Dear Mom, Dad, Eric, and Belle,
Elder Eyring is a very wise man. In the April, 2012 session of General Conference, he gave an inspired message about a former President of the church who would often ask the Lord to "give [him] mountains to climb," because he knew that when he overcame them, he would be strengthened in faith and ability. Elder Eyring proceeded to share an experience from his youth when he followed that prophet's example to ask for mountains and was forthright humbled to the dust. He also shared a touching moment regarding his mother who in the twilight moments of her life struggled with cancer; it being said that she "needed a little polishing" before meeting her Maker and that such trials have the aforementioned effect. Needless to say, his talk ended with a warning with regards to asking for trials and challenges. Feeling as though I had the faith, power, and ability of someone who could handle such a trial and inspired by the words of President Eyring, I asked Heavenly Father frequently to send me mountains to climb, contingent upon my faith to overcome them. Having not recognized an answer to this prayer, I assumed my faith wasn't prepared yet. As I knelt in prayer (having not asked for some time), I received a confirmation from the Lord that the last five weeks have been my mountain. Mom, Dad, and Eric, this period of time has been, admittedly, very difficult for me. I have fasted and prayed more than I have ever fasted and prayed in my entire life. Later that night, during my prayer, I received that confirmation and I felt peace. I felt things were going to be better and that I had received a confirmation to my earlier prayer. In times of difficulty, the Lord came through for me. Mom, Dad, and Eric, I hope you all realize that the Lord answers prayers. He loves you. He knows you. He watches over you. I'm reminded of the poem about an individual who sees two sets of foot-prints in the sands of his lifetime (recognizing that one set belonged to him and one set to the Lord), but during his difficulties, he only sees one set. As he asks the Lord why, the Lord replies, "that was when I carried you." That's what I realized last night.

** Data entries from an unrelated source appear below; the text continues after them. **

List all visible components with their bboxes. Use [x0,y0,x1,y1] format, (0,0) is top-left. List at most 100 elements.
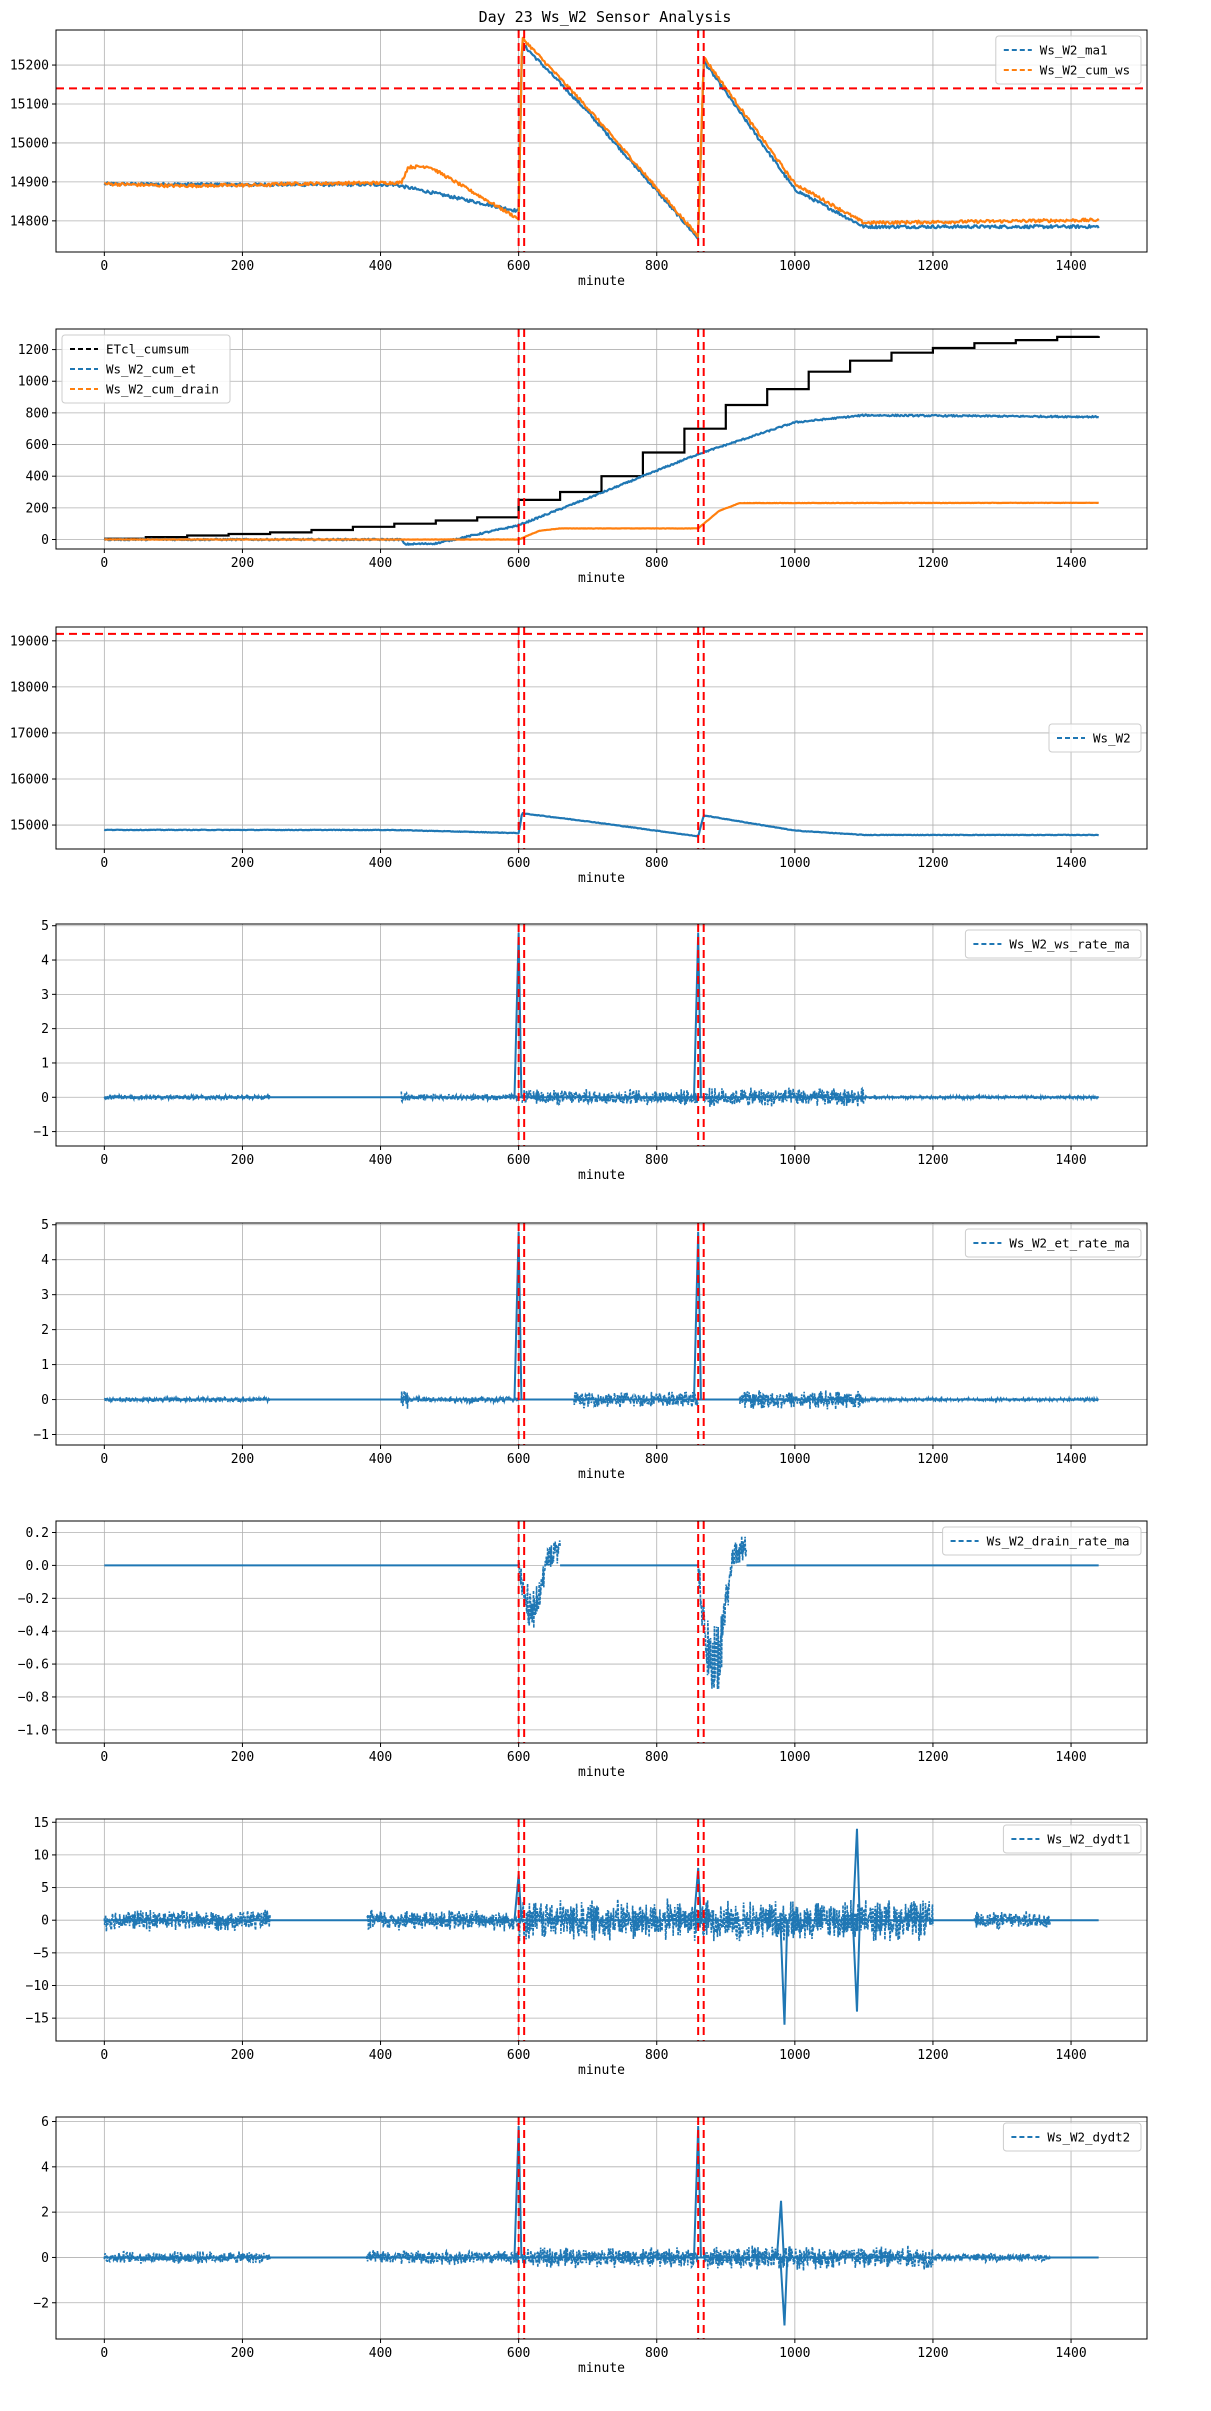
x-tick-label: 800 [645,1153,668,1168]
series-spike [693,1867,702,1921]
x-tick-label: 200 [231,856,254,871]
y-tick-label: −0.6 [18,1658,49,1673]
x-axis-label: minute [578,571,625,586]
y-tick-label: 200 [26,501,49,516]
x-tick-label: 1200 [917,1750,948,1765]
x-tick-label: 0 [100,856,108,871]
x-tick-label: 400 [369,1750,392,1765]
series-noise [702,2245,934,2271]
x-tick-label: 0 [100,556,108,571]
series-line [103,812,1099,838]
series-spike [693,1231,702,1400]
plot-area [103,1223,1100,1445]
x-tick-label: 600 [507,2048,530,2063]
y-axis: −1 0 1 2 3 4 5 [33,919,56,1140]
x-tick-label: 1000 [779,1153,810,1168]
legend-box [995,35,1142,85]
y-axis: −2 0 2 4 6 [33,2115,56,2311]
series-spike [693,932,702,1098]
axes-frame [55,923,1148,1147]
legend: Ws_W2_et_rate_ma [964,1228,1142,1258]
y-tick-label: 0 [41,1914,49,1929]
series-dip [517,1540,561,1629]
x-tick-label: 400 [369,1153,392,1168]
subplot-2: 0 200 400 600 800 1000 1200 1400 minute 0 200 400 60… [18,328,1148,586]
x-tick-label: 1000 [779,1452,810,1467]
x-tick-label: 1200 [917,2048,948,2063]
series-spike [851,1920,861,2012]
y-tick-label: 17000 [10,726,49,741]
y-tick-label: 1 [41,1056,49,1071]
series-spike [851,1828,861,1921]
y-tick-label: −0.4 [18,1625,49,1640]
series-spike [513,1231,523,1400]
legend-label: Ws_W2_cum_et [106,362,196,377]
y-axis: 14800 14900 15000 15100 15200 [10,59,56,229]
series-noise [973,1910,1051,1931]
x-tick-label: 400 [369,556,392,571]
series-Ws_W2_cum_drain [104,501,1099,541]
x-tick-label: 800 [645,1452,668,1467]
x-tick-label: 400 [369,2346,392,2361]
plot-area [103,329,1100,549]
y-tick-label: 16000 [10,772,49,787]
legend: Ws_W2_ws_rate_ma [964,929,1142,959]
series-noise [400,1391,409,1409]
y-axis: 0 200 400 600 800 1000 1200 [18,343,56,548]
x-tick-label: 0 [100,2346,108,2361]
x-tick-label: 1000 [779,556,810,571]
axes-frame [55,1520,1148,1744]
x-tick-label: 1400 [1055,259,1086,274]
y-tick-label: 4 [41,1253,49,1268]
subplot-6: 0 200 400 600 800 1000 1200 1400minute−1.0−0.8−… [18,1520,1148,1780]
plot-area [56,30,1147,252]
y-tick-label: 5 [41,1218,49,1233]
legend-label: Ws_W2_ws_rate_ma [1009,937,1129,952]
series-Ws_W2_ma1 [103,41,1100,240]
legend: Ws_W2_drain_rate_ma [942,1526,1142,1556]
y-tick-label: 3 [41,988,49,1003]
x-tick-label: 1000 [779,856,810,871]
x-tick-label: 1000 [779,2048,810,2063]
legend: ETcl_cumsum Ws_W2_cum_et Ws_W2_cum_drain [61,334,231,404]
x-axis-label: minute [578,2361,625,2376]
y-tick-label: 0.2 [26,1526,49,1541]
y-axis: −15 −10 −5 0 5 10 15 [26,1816,56,2027]
y-tick-label: 15000 [10,819,49,834]
grid [56,2117,1147,2339]
series-Ws_W2_cum_ws [104,36,1100,238]
subplot-3: 0 200 400 600 800 1000 1200 1400 minute 15000 1600… [10,626,1148,886]
series-noise [103,2250,271,2265]
x-tick-label: 0 [100,1750,108,1765]
y-tick-label: 0 [41,1393,49,1408]
axes-frame [55,328,1148,550]
y-tick-label: 800 [26,406,49,421]
y-tick-label: 18000 [10,680,49,695]
x-axis: 0 200 400 600 800 1000 1200 1400 minute [100,1743,1087,1780]
x-tick-label: 600 [507,259,530,274]
series-spike [775,2200,785,2258]
legend-box [964,929,1142,959]
x-tick-label: 1000 [779,2346,810,2361]
series-noise [365,2248,520,2266]
x-tick-label: 200 [231,259,254,274]
series-noise [702,1086,865,1107]
series-noise [521,1088,699,1106]
plot-area [56,627,1147,849]
y-tick-label: 6 [41,2115,49,2130]
x-tick-label: 1000 [779,259,810,274]
series-spike [779,2257,789,2326]
x-axis-label: minute [578,2063,625,2078]
y-tick-label: −0.8 [18,1690,49,1705]
series-noise [400,1091,409,1105]
plot-area [103,1819,1099,2041]
y-tick-label: −1.0 [18,1723,49,1738]
y-tick-label: −1 [33,1125,49,1140]
series-noise [517,1898,934,1942]
y-tick-label: 5 [41,1881,49,1896]
series-ETcl_cumsum [104,335,1100,540]
x-tick-label: 400 [369,259,392,274]
legend-box [1002,1824,1142,1854]
legend-label: Ws_W2_cum_drain [106,382,219,397]
legend-label: Ws_W2_drain_rate_ma [987,1534,1130,1549]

Thank you all for constantly being so support of me. Thank you for understanding that this gospel is so important and that at the end of the day, an eternal family is the end goal. You all are so great and I love you all so very much. Thank you, Dad, for driving all the way to work, just to send me an email. I hope you realize how important these emails are to a missionary. I rarely receive mail. I can't wait to see you all at Christmas. I'm incredibly excited. I cannot believe, however, that you sent five packages! Do you understand how much that costs?! That's ridiculous! I don't need all of those things! I don't know what it all is, but I know I don't need it all!
I'm so happy for Elder Jensen. I imagine that he is tearing it up in Russia. I have a lot of confidence in his ability. He has always been an example to me in his diligence, purity, and leadership. He is an incredible member of this church and when he left on his mission, he was more than prepared. We began teaching two new families and we're hoping to get them in the waters of baptism soon. Success is coming soon!
I'm happy that you fed the missionaries! I can't wait to go home and help them out in any way I can. It's funny that there are only one set of missionaries for the whole stake. That's Utah for you though. Here, it's at least one set of missionaries per ward or branch. Obviously the church is much, much, smaller, but regardless, it's funny to me now.
I know that coming home will be a crazy experience. I want to come home and start school immediately, no down time, but I also want to serve two full years, not 18 days shy of two years. I'm seeking an extension. I asked Elder Wilson for one, and haven't had the opportunity to ask President Bishop yet (our interview was a blur), but I'm avidly seeking one. Apparently those in this mission have one naturally, so getting another extension will be even more difficult. I just love being here.
I can't believe that it's almost Christmas again. I'm almost to the point where a year ago, I wasn't even at BYU. A month and a week from now, I can say that a year ago, I was doing the same thing that I'm doing now. It's strange. It has gone so fast! I don't want it to end. I wonder how I will feel after another challenging, but eternally rewarding year of missionary service.
I want you all to know that I love this work. I know that Heavenly Father is there, he is nearer than we think. The veil is thin. He answers prayers. He wants us to know that we are His children. He sent His son to die for us so that we could be happy forever. This is His work and His glory, to help us.
I apologize that this email is so short, but I love you all.